See Sekitoleko - vs- Uganda  EA 531
The prosecution must disprove the alibi and destroy it by placing the accused persons at the scene of crime. In the instant case I find that through the doctrine of recent possession Al and A2 must be held guilty of the robbery on PW1 and PW2 and I find that they acted in concert as it was on information from A2 that the gun Exhibit PT came to be recovered from Al’s premises. I find the prosecution has not proved beyond reasonable doubt that A3 was party to the robbery on any of the two counts and I find him not guilty and acquit him.
Having found as I have concerning A3 and that there is no proof that a lethal weapon was used in any of the two occasions, I find Al and A2 guilty of robbery contrary to sections 272 and 273 (1) (b) of the Penal Code and convict them accordingly on both counts. I differ with the joint opinion of the assessors for the reasons given in the course of this judgment.
I so find
21st August 2002
Mr. Murumba State Attorney
Ms Ahimbisibwe for accused persons
All 3 accused persons in court
Ms Tushemereirwe court clerk/interpreter
Court: Judgment read in court.
The convicts have no previous record. They are first offenders. The offence is a serious one which carries a maximum sentence of imprisonment for life. There is a big problem of robberies countrywide. This court should play its role in safeguarding society and enforcing the law. I pray for a stiff sentence. They have been on remand since March 2001.
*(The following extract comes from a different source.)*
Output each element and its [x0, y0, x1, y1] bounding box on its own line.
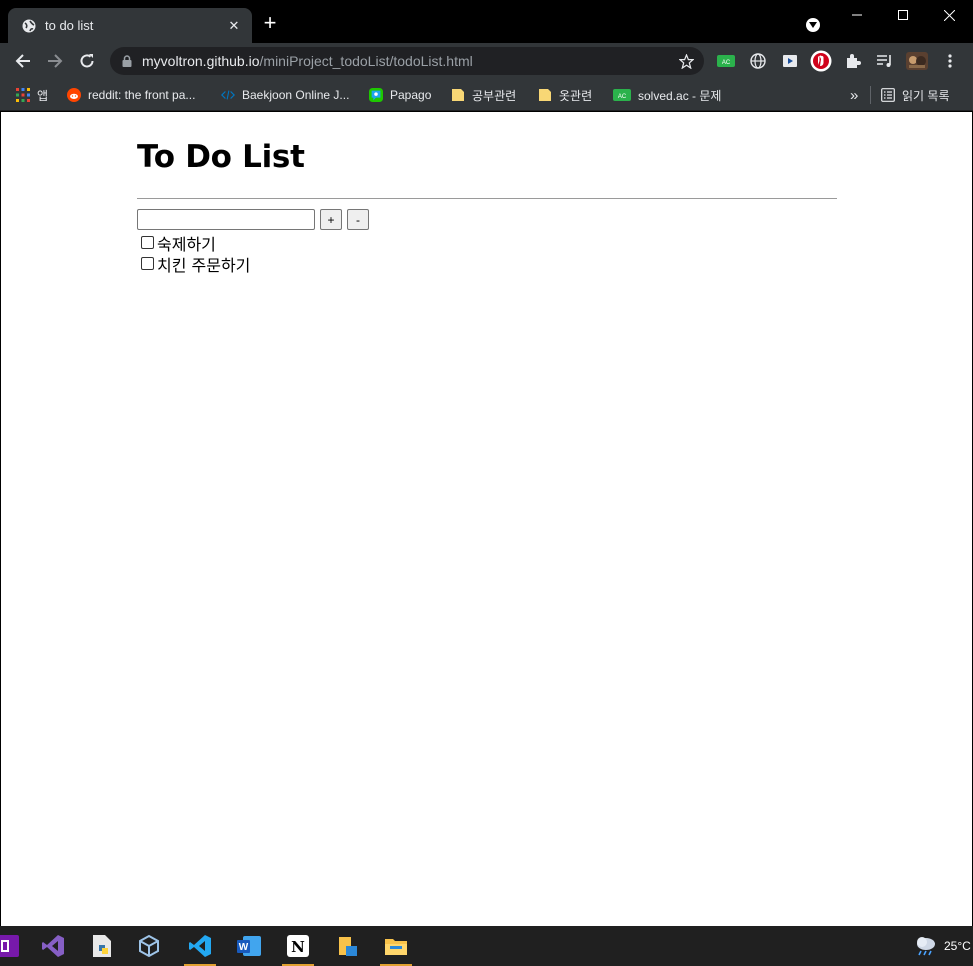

Both convicts are repentant. Al has a very big family of 6 children and a wife. His family and mother are dependent on him. A2 is the elder son in his big family. He looks after the mother and children. They have spent 1 1/2 years on remand. I pray for a lenient sentence.
I have spent a long time on remand. It has been I ‘/ years. I pray for lenience.
I pray for lenience. I have been on remand. I have my mother, my children and children of my elder brother.
The two accused persons have been convicted of simple robbery which carries a maximum sentence of life imprisonment. There is a growing public outcry against robberies which are on the increase in this country. Thank God there was no aggravation in the incidents on which this case is premised. I take what both convicts, the State Attorney and their lawyer have had to say into account. In particular I take the period both have spent on remand into account. I sentence each of the accused to 15 years’ imprisonment on count I and to 15 years imprisonment on court 2. The sentences to run concurrently.